Izquierda: Esquema original creado por Miguel Covarrubias. Derecha: Esquema actualizado con los datos aportados por Karl Taube. Tomado de la misma fuente bibliográfica.

En ambos esquemas, se observa que Chaac y Cocijo fueron los dioses más cercanos a la deidad olmeca al preservar los rasgos felinos y reptilianos. En cambio, en el caso de Tlaloc-Dzahui, se produjo un proceso de mayor abstracción de sus elementos, que culminaron en rasgos como el «bigote», los grandes colmillos y las anteojeras.

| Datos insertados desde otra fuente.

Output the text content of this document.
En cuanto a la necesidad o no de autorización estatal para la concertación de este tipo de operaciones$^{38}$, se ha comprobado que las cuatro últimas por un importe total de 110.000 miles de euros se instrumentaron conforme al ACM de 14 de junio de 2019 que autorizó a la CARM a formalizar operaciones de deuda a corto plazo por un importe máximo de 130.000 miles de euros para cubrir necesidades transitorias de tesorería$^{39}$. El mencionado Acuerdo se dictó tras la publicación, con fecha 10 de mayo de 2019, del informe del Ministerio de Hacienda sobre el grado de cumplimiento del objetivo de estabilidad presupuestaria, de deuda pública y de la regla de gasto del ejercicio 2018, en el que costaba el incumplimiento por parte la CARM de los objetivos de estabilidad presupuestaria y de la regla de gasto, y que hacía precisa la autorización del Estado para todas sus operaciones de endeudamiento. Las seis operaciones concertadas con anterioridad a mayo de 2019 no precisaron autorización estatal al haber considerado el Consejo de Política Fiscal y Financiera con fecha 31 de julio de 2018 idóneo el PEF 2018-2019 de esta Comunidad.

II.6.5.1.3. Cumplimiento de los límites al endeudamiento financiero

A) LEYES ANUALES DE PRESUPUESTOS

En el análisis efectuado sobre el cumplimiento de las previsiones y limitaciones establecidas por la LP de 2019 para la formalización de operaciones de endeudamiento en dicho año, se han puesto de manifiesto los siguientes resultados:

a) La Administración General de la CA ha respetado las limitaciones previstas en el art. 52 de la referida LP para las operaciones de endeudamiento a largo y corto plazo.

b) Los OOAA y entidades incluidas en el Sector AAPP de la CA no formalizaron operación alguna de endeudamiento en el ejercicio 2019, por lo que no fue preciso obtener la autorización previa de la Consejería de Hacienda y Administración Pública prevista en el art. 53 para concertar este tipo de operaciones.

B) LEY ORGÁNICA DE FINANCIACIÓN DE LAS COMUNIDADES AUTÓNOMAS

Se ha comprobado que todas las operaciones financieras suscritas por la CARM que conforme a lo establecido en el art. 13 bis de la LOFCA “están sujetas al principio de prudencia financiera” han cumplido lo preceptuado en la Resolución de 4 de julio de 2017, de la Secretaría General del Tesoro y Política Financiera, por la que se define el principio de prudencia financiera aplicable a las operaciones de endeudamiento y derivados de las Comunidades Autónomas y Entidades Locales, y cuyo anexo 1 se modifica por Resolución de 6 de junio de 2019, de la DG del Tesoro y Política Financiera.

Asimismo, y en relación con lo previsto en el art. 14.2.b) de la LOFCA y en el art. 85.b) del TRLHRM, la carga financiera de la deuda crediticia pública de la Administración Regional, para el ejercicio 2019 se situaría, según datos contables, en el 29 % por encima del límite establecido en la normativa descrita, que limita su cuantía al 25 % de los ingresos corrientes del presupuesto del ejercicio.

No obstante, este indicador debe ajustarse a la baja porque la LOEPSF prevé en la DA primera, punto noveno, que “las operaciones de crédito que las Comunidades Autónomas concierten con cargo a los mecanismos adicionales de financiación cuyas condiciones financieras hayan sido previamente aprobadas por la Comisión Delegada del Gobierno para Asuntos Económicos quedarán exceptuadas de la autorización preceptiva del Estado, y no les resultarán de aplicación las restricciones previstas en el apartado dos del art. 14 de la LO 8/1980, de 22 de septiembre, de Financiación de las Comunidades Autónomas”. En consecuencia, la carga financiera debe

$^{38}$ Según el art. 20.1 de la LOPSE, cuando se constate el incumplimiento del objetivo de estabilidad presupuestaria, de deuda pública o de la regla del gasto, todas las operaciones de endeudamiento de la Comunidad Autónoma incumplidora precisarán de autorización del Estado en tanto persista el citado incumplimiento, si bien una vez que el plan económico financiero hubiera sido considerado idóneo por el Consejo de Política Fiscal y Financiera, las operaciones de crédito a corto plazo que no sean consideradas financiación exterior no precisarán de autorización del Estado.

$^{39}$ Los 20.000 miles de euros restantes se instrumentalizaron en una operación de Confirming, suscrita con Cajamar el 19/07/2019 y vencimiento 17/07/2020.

Así, las representaciones de los dioses de la lluvia convergen en rasgos tanto del cocodrilo como del jaguar, combinándose para formar un ser sobrenatural. Estos diseños siguen la directriz de aludir a las cualidades del agua, tanto en estado líquido como en su forma gaseosa, como las nubes. Por lo tanto, sus diseños son curvilíneos para resaltar su naturaleza.

Durante el Preclásico, las deidades del agua de todas las culturas mesoamericanas comparten similitudes, destacándose un vínculo más fuerte con el jaguar, evidenciado en la forma de la boca que recuerda a la del felino, con sus dos colmillos, y una ceja prominente en la parte superior que podría aludir a las protuberancias oculares de los cocodrilos, evolucionando más tarde en las anteojeras presentes en todos los dioses de la lluvia.

Además, los artistas y sacerdotes mesoamericanos integraron en la serie de rasgos de la deidad elementos de otros animales acuáticos, contribuyendo a la esencia acuática. Se observa la presencia de la serpiente como lengua en las representaciones de Cocijo, y en el rostro de Tlaloc, algunos trabajos sugieren su conformación como dos serpientes entrelazadas. En el caso de Chaac, posiblemente se hayan integrado características del tapir, como su trompa.

Las espirales también son un elemento común que conforma el cuerpo de la deidad, especialmente en la cabeza, donde puede constituir parte de ella o un penacho. Incluso, estas espirales pueden transformarse, asemejándose a una mazorca de maíz para enfatizar su conexión con la agricultura.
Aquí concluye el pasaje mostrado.